Precisamente
fue en el Hércules donde leí su
artículo. La revista cultural y gratuita Bombilla
estaba en el revistero junto a la máquina de tabaco como una bomba sin desactivar. Pasé las
páginas distraída mientras esperaba mi desayuno y tarareaba Les Feullies Mortes de la Greco, hasta que reparé en su columna
sobre mi novela.
No he tenido el dudoso placer de conocerle en persona, Don Justo. El
editor no adjuntó una fotografía a su artículo de la revista. Si hubiera tenido la oportunidad de
mirar su rostro, quizá, la decisión que he tomado, y que a continuación le
detallaré, no se hubiera producido. Quizá en sus facciones, o en la
desproporción entre ellas, hubiera encontrado algo grotesco que me hiciera
infravalorarle. Quizá tuviera usted bolsas oscuras bajo los ojos, de esas que
se forman de tanto asumir responsabilidades. O puede, que tuviera los labios
finos y apretados de esos hombres impermeables, que si les hablas muy de cerca,
o con gran sinceridad, se tensan y huyen acobardados de su permeabilidad. Esta
otra posibilidad, me hubiera enternecido. ¿Y si por el contrario, el supuesto
retrato hubiera mostrado uno de esos hombres de ojos separados, dispersos, y
mirada viciosa? Sí, de esos que dan oportunidades laborales o económicas a las
nenas si se dejan agarrar por el pelo para arrodillarlas y hacerles engullir su
pequeño apéndice de viejo verde. No me hubiera asqueado, más bien, hubiera sido
una explicación creíble a la dura crítica que escribió usted para mi novela.

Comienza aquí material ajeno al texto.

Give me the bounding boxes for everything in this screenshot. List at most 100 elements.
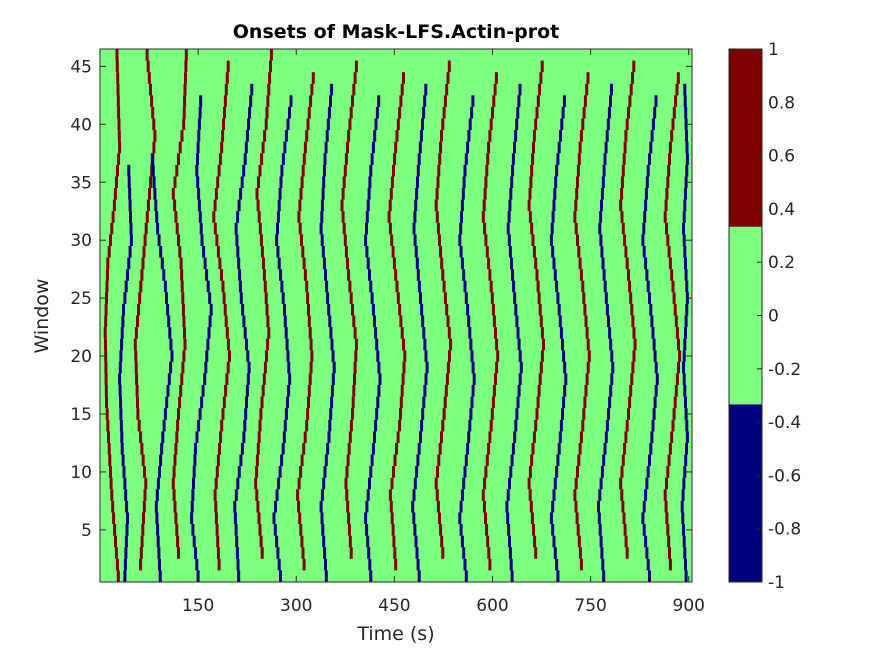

Pienso que un hombre que ejerce su dominación follando, puede también hacerlo
humillando a secas. Sobre todo si no se le somete ninguna mujer de forma
voluntaria. Ojalá fuera así, ojalá no llevara razón. Una putada que me haya
convencido. Pero mejor me dejo de especulaciones, demasiada literatura para
alguien como usted. La cuestión es que mi enemigo, mejor dicho, mi verdugo, no
tiene rostro. Se parece al miedo abstracto de la ansiedad. ¿Le parece, Don
Justo, todo esto demasiado histriónico y dramático? Normal, es su trabajo.
Tampoco tiene usted la culpa de
todo, aunque sí es cierto que me da un familiar placer eso de conseguir que se sienta culpable.
Le contaré lo que pasó antes de que yo leyera su artículo. Pero por
favor, recuéstese en el sillón setentero de su anticuado despacho y, con
perdón, permítame que me lo imagine así. En mi situación sería despiadado
negarme el capricho. Relájese y lea sin intención crítica. Si no es mucho
pedir, Don Justo.
Me enamoré por primera vez con treinta y tres años, posiblemente usted
no sepa todavía qué es eso. Fue un amor violento, como una tromba de agua que
deja los coches rotos y apilados al
final de una cuesta, y a las vecinas y tenderos achicando agua durante días y peleando con sus
aseguradoras. Una tromba que descuartizó las calles de un pueblo del sur, poco
preparado para estos fenómenos de la naturaleza. Un amor húmedo, que arrastró
todo lo que no estaba bien anclado, que se llevó consigo capas y capas de
pisadas dejando el cemento tan desnudo, que el suelo daba vértigo. Aquí empezó
todo y acabó (casi) todo.
Cuando ese amor terminó, experimenté algo así como “la pérdida del
presente”. Mi cabeza y mis sentidos nunca más fueron capaces de estar donde
físicamente se encontraban. Se hallaban ocupados versionando una y otra vez la
misma historia, removiendo el mismo potaje aunque ya oliera a quemado. Mi atención
no vivía el ahora. Tenga usted en cuenta, Don Justo, que la carencia de
presente es la ausencia de pasión. O la pasión por la muerte.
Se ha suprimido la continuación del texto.